易飛說道:“還有復印件,回頭我給您送一份。”
關去濤也坐下來,他坐在在首桌,這桌上只坐著他和易飛、陳運青。
苗子軒都沒有坐在這桌。
易飛給兩位副府長到上茶,“關叔叔,我準備在江城建三個廠,也是到江城才臨時決定的,沒有提前和關叔叔打招呼,您可別見怪。”
瞞是瞞不了的。
那不如開門見山。
陳運青笑道:“易飛,你怕關副府長見怪,就不怕我見怪?”
沒人見怪他。
臨東市府要是連他的投資方向都干涉的話,那就等于把他推開。
易飛笑道:“陳伯伯就算了,你馬上就退休了,還管這閑事?回頭我在余家嶺那里蓋兩個院子,你和爸去小靖湖釣魚玩去,你倆釣魚好,都不愛說話,不怕把魚嚇走。”
關云濤和陳運青都笑起來。
倆人當然知道,他說的爸爸是指趙強直老署長。
關云濤說道:“易飛,麗飛公司有自己的規劃,別說是我,就是蘇總督、趙副總督也不會干涉麗飛公司的正常投資運營,沒啥見怪不怪的。”
不就是建三個廠嗎?
苗讓華夏一家投資的都多少個廠。
還有章氏重工和三方重工。
他不是于朝陽,啥都想摟到自己籃子里。
易飛松了口氣,“關叔叔,其實不想在江城建廠的,可我爸爸在江城,他是不管不問我投資的事,可是江城市府、南江省府大部分人都和他私交挺好,我這次去江城本來是準備把咱們臨東生產的東西賣到南江省的,架不住他們人多,不建兩三個廠也說不過去,其實就是三個廠加在一塊也抵不上麗飛電器公司的一期工程。
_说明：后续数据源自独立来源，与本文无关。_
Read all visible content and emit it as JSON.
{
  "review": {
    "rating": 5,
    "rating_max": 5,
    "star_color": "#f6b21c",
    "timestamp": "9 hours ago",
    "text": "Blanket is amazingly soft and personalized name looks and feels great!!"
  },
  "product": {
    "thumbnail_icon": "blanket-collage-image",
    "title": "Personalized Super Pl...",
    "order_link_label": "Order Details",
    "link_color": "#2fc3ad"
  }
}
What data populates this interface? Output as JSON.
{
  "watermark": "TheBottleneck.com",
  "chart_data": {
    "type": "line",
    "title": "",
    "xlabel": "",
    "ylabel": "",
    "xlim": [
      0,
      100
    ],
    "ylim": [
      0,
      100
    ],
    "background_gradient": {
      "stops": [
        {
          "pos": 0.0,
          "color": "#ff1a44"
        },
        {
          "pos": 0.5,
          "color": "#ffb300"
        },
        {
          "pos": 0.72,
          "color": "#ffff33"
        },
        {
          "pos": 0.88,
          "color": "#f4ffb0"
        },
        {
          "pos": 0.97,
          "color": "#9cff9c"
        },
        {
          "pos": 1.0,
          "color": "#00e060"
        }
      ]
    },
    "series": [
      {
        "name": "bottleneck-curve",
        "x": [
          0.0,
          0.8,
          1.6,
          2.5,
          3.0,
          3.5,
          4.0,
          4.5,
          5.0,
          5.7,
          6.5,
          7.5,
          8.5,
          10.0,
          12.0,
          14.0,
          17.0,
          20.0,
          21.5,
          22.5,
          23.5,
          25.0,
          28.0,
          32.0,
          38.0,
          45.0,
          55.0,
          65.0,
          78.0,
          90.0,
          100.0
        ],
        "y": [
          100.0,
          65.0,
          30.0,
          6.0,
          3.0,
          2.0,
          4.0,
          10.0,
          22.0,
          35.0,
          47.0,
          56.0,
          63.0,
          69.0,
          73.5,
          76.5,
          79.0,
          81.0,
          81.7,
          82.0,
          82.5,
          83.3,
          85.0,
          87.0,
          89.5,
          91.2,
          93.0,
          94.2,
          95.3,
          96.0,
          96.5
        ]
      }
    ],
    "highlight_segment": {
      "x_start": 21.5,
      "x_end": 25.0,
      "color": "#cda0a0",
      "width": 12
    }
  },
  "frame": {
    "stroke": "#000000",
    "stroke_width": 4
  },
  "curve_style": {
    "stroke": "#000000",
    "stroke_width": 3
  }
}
“
他都不知道如何向關副府長解釋。
主要是現在投資者少。
大家都在招商引資,可國內資金有限,國外的還在觀望。
關副府長嘴上說不在乎。
誰知道他心里咋想的呢,易飛不想和他有什么隔閡。
走之前要是和他說說就好了。
可當時確實沒準備在江城有過多的投資。
關云濤笑了,“易飛,我知道你是個有雄心壯志的人,我也相信不遠的將來,麗飛公司的工廠、分公司將遍布世界各地,但你人在臨東啊,如果麗飛公司所有的工廠都在臨東,對臨東也不見得是好事,對麗飛公司更不是好事,麗飛公司需要走出去,臨東也需要走出去,以你為紐帶,臨東和更多的城市展開交流,互通有無,對臨東的長期發展更加有益。”
這是他真實的想法。
麗飛公司的發展起來,無論在哪建廠,對臨東的經濟都是有益的。
尤其是長遠來說。
麗飛公司不可能龜縮在臨東。
真說起來。
易飛對臨東的貢獻是巨大的。
而他對市府幾乎沒什么要求。
也就是要點地皮,今年甚至連平價物資都沒有要。
章氏和苗記的投資,如果不是易飛在中間,投不投兩說不說,章氏和苗記絕對不會不提任何附加條件。
所說的優惠條件都是有相關政策的。
他一年在臨東的投資額度超過了多少年臨東市的總投入。
他要江城投資。
根本不需要向自己解釋。
錢是人家的,想投哪臨東市府根本管不著。
易飛說道:“多謝關叔叔理解。”
他也松了口氣,還是小看了關副府長。
臨東不會因為自己而不,但一定會因為關副府長而不同。
陳運青說道:“易飛,你現在手里半拉工程可不少,資金鏈可別斷了,到時候連找人接手都找不到。”
這大半年來,他可是投資不少了。
甚至還建了兩所小學。
但也有不少項目還沒結束,一旦資金鏈斷了。
那個大窟窿可沒人幫他填得上。
易飛點點頭,“麗飛公司是發展有點太快的,不能再建新廠了,把手里的廠都建好,明年再說。”
關云濤和陳運青都不想說話了。
他說不能建新廠了,明年再說,合著就半年啊。
關云濤說道:“老陳,你怕他資金鏈斷了?他掙錢的門路多了,易飛,在臨東這段時間倒是沒聽你打架了,你一共去了江城五六天,還有兩天在路上,剛才在一樓我聽瑩瑩和苗苗她們說,你在江城又打了一架,最后人家還賠你六百萬?”
這家伙是真敢干啊。
看來,在臨東他真的老實得多,打架倒是常打,但沒訛錢啊。